De plus, le Conseil fédéral ne voit aucun problème à ce que des institutions privées et publiques investissent massivement dans l'industrie de l'armement israélienne. Elbit, qui a vendu au DDPS les fameux drones qui ne fonctionnent pas, est un grand bénéficiaire de ces flux financiers. Et cela, bien que cette entreprise ait coûté 300 millions aux contribuables suisses. Mais même si la Suisse a perdu beaucoup d'argent dans cet achat, certains n'hésitent pas à en profiter. L'ancien chef d'Armasuisse, Jakob Baumann, est aujourd'hui président du conseil d'administration d'Elbit Systems Switzerland. Financer l'industrie de l'armement israélienne, c'est comme donner de l'argent à une personne soupçonnée de meurtre pour qu'elle s'achète un pistolet.

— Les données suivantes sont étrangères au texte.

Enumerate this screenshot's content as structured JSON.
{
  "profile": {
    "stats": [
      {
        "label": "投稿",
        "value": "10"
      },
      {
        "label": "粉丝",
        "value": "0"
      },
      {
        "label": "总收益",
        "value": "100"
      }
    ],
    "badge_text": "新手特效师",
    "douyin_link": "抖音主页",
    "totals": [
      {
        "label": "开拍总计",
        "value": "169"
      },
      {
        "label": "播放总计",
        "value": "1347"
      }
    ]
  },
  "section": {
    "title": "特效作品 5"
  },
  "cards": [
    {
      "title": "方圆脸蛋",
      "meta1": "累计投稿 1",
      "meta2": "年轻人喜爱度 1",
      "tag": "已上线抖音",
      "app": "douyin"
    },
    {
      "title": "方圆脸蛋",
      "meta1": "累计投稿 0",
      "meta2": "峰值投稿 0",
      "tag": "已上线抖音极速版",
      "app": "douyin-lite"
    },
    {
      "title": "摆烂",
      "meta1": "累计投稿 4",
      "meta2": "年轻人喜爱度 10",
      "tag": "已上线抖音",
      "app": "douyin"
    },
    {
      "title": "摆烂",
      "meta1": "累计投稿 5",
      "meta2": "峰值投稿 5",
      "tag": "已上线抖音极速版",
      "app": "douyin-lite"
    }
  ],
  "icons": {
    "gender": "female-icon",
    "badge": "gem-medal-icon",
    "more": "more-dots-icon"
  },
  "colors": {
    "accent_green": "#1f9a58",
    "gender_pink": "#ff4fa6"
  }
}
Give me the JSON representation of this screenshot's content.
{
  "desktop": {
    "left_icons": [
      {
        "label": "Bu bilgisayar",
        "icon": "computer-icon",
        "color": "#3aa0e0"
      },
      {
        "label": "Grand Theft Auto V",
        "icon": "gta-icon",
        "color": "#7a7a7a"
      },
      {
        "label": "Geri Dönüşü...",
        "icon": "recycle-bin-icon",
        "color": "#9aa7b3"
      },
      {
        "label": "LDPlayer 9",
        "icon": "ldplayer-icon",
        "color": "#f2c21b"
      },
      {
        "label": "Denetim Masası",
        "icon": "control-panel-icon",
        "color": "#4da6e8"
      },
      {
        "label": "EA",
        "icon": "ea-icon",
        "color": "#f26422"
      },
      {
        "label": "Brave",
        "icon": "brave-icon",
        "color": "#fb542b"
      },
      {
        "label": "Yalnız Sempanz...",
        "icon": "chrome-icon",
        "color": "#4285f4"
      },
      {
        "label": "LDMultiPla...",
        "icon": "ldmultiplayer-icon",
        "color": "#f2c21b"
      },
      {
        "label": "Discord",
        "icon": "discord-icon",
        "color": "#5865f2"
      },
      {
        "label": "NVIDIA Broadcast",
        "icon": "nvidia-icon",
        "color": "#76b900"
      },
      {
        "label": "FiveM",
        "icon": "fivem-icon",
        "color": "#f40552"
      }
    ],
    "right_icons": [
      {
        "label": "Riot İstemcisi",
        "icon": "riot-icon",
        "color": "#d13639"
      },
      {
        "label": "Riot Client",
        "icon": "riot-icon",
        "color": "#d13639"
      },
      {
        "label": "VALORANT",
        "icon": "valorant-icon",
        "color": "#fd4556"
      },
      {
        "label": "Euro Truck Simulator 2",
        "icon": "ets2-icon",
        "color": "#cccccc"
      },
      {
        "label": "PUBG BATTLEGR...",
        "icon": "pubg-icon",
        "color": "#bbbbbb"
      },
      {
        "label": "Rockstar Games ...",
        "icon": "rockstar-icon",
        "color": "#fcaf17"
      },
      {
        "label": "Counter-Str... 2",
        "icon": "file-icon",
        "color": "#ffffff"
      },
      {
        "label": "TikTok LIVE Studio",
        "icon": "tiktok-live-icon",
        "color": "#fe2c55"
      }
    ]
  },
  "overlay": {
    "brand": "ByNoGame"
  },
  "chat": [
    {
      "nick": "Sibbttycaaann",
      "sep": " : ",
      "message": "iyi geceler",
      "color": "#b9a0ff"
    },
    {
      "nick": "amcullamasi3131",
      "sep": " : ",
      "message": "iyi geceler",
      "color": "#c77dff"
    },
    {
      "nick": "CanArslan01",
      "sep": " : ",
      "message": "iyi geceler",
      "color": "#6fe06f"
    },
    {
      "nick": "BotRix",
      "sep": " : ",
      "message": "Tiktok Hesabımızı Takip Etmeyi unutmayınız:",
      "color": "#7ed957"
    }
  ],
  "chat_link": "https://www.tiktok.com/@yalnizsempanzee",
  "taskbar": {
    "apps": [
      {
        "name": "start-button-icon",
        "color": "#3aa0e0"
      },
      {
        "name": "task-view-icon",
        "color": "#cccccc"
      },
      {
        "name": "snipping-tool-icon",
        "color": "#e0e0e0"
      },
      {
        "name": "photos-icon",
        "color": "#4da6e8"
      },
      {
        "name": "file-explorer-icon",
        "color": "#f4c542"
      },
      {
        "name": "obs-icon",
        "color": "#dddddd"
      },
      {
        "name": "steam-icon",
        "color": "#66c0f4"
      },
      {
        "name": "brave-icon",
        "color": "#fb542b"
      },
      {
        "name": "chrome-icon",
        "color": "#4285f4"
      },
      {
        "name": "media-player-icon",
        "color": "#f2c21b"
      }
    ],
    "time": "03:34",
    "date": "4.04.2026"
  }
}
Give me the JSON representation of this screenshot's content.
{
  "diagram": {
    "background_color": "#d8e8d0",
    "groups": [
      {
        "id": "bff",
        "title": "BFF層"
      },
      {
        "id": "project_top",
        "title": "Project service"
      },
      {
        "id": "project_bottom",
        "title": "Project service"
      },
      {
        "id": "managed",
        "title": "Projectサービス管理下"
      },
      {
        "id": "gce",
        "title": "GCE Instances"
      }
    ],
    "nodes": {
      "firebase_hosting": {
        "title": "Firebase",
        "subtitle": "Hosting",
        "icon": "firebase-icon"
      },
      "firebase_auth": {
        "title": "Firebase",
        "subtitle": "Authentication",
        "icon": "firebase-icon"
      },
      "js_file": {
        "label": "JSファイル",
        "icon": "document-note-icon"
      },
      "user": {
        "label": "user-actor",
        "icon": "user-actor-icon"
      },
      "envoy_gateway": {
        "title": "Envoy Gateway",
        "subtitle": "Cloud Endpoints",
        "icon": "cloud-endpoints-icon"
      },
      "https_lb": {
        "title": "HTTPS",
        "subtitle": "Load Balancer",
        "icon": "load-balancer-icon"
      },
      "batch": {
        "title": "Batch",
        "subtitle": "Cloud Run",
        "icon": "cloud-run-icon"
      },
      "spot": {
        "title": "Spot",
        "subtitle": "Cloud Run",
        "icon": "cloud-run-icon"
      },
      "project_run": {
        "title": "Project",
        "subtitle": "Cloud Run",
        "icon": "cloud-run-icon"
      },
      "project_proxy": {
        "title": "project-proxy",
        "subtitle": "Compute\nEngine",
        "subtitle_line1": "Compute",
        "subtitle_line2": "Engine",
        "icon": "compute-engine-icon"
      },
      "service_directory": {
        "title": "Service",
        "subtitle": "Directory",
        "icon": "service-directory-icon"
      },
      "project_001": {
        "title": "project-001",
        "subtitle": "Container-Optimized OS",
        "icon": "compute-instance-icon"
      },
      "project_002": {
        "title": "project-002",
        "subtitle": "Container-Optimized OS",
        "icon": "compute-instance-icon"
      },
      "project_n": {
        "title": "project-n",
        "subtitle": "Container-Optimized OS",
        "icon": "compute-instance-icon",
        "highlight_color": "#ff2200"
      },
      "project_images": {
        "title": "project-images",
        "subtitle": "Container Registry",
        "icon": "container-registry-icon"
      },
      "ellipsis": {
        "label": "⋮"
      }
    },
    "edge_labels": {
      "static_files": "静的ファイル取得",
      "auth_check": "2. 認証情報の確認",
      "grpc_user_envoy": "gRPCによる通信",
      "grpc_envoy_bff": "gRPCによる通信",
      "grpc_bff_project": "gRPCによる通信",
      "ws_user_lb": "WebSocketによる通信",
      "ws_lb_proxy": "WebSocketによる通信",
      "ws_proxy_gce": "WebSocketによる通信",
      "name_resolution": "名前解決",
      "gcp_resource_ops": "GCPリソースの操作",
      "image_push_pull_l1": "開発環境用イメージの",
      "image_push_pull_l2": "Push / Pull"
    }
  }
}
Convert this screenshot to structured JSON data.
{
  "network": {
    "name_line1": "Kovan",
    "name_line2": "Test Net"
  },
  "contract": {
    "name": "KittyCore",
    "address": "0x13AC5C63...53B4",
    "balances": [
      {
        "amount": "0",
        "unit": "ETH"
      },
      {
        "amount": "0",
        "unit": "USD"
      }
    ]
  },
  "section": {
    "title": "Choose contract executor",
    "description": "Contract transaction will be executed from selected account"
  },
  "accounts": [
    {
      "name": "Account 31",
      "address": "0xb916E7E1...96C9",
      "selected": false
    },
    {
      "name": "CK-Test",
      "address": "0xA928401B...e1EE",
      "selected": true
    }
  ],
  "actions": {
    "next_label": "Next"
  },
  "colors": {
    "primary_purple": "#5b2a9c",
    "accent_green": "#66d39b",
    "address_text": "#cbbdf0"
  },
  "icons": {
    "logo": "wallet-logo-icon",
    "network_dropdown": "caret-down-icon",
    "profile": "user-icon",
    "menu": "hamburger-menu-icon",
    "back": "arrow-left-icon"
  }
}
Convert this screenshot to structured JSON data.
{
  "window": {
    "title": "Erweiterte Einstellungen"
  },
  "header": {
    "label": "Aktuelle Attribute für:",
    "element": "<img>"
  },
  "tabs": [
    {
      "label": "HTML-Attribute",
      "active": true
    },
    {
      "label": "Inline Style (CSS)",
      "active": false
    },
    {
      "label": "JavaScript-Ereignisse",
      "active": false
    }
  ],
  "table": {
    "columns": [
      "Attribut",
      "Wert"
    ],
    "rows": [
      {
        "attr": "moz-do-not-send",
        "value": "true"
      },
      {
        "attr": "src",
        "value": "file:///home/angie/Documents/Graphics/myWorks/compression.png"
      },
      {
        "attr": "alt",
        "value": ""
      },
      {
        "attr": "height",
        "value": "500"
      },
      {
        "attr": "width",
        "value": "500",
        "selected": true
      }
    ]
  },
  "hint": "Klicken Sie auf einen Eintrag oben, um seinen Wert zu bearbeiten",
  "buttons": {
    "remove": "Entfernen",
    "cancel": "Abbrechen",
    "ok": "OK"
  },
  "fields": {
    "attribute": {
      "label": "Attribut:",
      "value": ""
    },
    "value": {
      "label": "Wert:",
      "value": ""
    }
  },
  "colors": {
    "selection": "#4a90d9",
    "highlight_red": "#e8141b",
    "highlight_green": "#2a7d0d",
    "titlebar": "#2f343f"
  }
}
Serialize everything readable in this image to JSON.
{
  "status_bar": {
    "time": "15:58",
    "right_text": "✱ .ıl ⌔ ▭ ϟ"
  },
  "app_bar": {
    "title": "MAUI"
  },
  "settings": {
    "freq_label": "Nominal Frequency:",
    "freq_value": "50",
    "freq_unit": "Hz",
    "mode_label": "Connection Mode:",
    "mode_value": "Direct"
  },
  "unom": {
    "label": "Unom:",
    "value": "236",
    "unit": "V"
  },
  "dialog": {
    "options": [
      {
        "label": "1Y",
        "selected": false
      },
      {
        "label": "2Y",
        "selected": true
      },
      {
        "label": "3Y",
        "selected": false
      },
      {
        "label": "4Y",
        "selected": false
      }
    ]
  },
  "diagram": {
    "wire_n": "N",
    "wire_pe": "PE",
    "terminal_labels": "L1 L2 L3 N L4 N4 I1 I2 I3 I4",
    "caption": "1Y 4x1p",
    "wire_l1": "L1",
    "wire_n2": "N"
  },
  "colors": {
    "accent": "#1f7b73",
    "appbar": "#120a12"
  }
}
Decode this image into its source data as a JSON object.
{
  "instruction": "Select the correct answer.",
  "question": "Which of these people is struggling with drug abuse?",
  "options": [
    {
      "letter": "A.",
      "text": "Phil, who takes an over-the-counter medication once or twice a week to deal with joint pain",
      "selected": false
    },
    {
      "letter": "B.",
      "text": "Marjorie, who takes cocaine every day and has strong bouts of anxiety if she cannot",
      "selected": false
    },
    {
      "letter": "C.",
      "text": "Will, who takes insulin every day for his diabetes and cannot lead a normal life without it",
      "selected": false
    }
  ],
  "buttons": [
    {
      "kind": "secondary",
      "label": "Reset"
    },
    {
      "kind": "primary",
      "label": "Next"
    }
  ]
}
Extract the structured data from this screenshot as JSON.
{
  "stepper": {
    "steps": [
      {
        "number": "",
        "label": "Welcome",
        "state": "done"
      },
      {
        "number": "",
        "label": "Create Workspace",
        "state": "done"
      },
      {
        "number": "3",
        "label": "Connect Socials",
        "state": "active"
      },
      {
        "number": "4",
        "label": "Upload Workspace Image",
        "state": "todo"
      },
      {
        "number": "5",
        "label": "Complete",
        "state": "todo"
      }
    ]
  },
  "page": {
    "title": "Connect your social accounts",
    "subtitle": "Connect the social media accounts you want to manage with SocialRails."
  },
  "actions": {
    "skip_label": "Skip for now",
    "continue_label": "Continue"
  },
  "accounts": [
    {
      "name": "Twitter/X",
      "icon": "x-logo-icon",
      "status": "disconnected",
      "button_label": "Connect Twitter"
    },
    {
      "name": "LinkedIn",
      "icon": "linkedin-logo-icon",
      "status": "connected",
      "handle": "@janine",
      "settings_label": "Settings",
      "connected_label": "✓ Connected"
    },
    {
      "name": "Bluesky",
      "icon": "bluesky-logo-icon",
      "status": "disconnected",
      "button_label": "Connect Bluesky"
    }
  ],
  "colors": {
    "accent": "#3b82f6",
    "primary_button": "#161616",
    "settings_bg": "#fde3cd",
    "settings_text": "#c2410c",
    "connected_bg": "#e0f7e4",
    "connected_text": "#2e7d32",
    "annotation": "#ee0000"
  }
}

On peut avancer que la défense du droit est une guerre juridique, un lawfare. Alors, aucun meurtrier ne devrait-il être traduit en justice parce qu'il est une victime d'un système injuste? On peut prétendre que le droit n'a de toute façon plus de valeur à l'ère de Trump, que tout est une question de rapports de force. Quelle serait la conséquence si nous renoncions à nos valeurs identitaires, la neutralité et le droit? Renoncer à ce qui nous distingue est le chemin direct vers la soumission de la Suisse aux intérêts américains et européens.
C'est pourquoi chacun qui croit encore en la Suisse doit soutenir les avocats qui ont déposé plainte contre Cassis.